InChi Overview
The following text shortly describes the most important features of the InChI format.
Derived directly from structure
Unlike other chemical identifiers, such as CAS RN, the InChI string is completely derived from the structure of a compound. This means that no registration authority is required to assign a compound an InChI. As counterweight of this advantage, the need to accommodate all the possible compounds forces the length of the InChI string to be proportional to the structure size and therefore considerably longer that e.g. the above mentioned CAS RN.
Unique
The InChI format is cleverly designed to assign the same InChI to a compound regardless of the way it is drawn. This ensures that InChI generated for one compound by different users with different drawing habits will be the same (see the part on layers below for more details).
Layered
For different purposes different levels of detail of chemical structure description are required. InChI approaches this problem by splitting the information contained within the identifier into several layers describing different features of the structure. There is for instance the connectivity layer, the charge layer, isotopic layer etc.

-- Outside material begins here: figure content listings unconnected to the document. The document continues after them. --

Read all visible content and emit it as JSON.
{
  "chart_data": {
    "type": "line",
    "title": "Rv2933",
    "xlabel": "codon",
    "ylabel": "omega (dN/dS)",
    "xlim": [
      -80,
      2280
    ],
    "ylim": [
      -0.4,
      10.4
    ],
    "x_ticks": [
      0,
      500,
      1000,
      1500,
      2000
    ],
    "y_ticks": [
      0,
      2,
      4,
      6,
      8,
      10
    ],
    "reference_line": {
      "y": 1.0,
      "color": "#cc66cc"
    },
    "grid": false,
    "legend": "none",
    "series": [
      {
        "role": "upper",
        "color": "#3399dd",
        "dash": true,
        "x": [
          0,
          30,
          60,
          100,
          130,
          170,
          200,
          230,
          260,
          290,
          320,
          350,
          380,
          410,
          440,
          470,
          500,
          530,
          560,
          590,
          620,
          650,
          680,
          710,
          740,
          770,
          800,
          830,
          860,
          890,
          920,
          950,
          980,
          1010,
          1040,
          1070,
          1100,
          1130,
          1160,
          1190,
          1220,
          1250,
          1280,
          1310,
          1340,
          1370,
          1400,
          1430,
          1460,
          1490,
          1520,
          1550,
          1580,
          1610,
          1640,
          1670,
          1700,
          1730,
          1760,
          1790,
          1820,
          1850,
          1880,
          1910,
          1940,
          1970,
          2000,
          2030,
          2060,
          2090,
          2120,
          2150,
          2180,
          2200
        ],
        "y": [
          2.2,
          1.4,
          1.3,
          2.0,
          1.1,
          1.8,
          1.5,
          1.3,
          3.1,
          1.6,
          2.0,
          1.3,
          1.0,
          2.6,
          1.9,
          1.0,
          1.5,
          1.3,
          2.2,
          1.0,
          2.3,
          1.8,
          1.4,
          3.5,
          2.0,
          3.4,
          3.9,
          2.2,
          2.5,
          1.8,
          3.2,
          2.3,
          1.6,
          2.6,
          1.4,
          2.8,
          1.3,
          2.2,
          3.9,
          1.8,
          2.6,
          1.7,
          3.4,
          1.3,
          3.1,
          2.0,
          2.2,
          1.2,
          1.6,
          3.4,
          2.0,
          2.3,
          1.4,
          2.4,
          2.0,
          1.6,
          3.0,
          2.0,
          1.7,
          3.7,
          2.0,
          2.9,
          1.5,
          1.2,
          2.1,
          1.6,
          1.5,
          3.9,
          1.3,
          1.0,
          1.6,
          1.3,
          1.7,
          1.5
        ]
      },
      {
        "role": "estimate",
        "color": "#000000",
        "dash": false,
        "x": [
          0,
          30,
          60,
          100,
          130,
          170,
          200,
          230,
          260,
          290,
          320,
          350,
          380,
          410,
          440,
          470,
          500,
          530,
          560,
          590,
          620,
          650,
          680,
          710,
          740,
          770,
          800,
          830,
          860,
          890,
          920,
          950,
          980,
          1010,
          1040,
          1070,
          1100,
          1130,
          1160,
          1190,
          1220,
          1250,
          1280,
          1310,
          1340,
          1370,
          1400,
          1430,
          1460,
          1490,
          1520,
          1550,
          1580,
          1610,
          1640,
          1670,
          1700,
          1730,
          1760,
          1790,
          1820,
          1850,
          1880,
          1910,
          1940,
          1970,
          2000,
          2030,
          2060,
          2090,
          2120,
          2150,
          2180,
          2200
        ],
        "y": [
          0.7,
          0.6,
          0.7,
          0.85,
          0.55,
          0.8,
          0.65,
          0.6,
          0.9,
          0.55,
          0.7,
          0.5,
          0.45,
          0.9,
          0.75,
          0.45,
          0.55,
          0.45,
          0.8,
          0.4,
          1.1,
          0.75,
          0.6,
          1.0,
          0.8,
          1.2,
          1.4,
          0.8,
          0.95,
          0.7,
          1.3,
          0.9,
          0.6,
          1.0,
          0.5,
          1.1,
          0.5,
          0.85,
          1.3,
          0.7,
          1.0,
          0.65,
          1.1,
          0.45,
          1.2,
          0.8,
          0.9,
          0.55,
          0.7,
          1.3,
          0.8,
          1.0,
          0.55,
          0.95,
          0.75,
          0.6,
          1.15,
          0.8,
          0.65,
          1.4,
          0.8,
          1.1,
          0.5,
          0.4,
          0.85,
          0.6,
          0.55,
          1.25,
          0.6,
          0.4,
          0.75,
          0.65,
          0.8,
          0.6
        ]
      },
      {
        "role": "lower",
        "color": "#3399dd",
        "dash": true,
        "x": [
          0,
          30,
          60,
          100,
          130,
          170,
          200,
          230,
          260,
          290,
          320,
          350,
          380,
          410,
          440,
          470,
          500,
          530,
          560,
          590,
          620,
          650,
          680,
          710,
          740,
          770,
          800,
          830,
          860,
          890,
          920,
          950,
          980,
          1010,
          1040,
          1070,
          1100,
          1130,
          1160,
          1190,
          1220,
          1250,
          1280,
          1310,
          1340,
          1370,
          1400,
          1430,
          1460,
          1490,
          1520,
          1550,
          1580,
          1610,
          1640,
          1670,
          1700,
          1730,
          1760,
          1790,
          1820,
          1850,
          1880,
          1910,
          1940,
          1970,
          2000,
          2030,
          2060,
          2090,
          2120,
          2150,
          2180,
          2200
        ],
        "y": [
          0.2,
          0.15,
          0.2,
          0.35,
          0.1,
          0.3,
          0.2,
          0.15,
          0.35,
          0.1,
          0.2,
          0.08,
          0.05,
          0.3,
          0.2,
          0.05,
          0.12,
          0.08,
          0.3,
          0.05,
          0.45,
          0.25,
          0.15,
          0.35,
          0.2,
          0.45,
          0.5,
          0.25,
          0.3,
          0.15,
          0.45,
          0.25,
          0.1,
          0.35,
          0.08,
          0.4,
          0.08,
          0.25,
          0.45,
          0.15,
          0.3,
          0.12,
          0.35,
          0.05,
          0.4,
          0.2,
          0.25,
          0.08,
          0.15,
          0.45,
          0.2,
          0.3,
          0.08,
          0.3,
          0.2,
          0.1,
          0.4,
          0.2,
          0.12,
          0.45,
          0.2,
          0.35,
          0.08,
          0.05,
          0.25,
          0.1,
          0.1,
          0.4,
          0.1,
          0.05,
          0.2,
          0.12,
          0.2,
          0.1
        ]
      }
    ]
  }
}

This approach has several advantages. It means that structures may be compared on different levels and that information irrelevant to the problem at hand may be safely ignored by the processing software. Thus it is for instance possible to search for InChI of lactic acid without specifying the stereochemistry, or, when needed, for the specific stereoisomer. The InChI of the stereoisomers will differ only in the stereochemical layer.
Tautomer friendly
There are many compounds that may be drawn in different tautomeric forms, dependent on the outside conditions or the habit of the person drawing them. Because InChI tries to describe the same compound by the same InChI it does also have to take care of these cases. Even though there are some limitations to this, it does a pretty good job in detection of possible tautomeric forms and makes use of the information to describe them all with one InChI.
Forgetful
As was already mentioned, the InChI software tries hard to assign only one InChI to each possible drawing of the same compound. To do it, it has to forget some details of the original structure. InChI does for instance not contain information about atom coordinates or even bond orders. The bond orders are indirectly encoded in the hydrogen count for each atom. Also the positioning of charge is not specified in the InChI.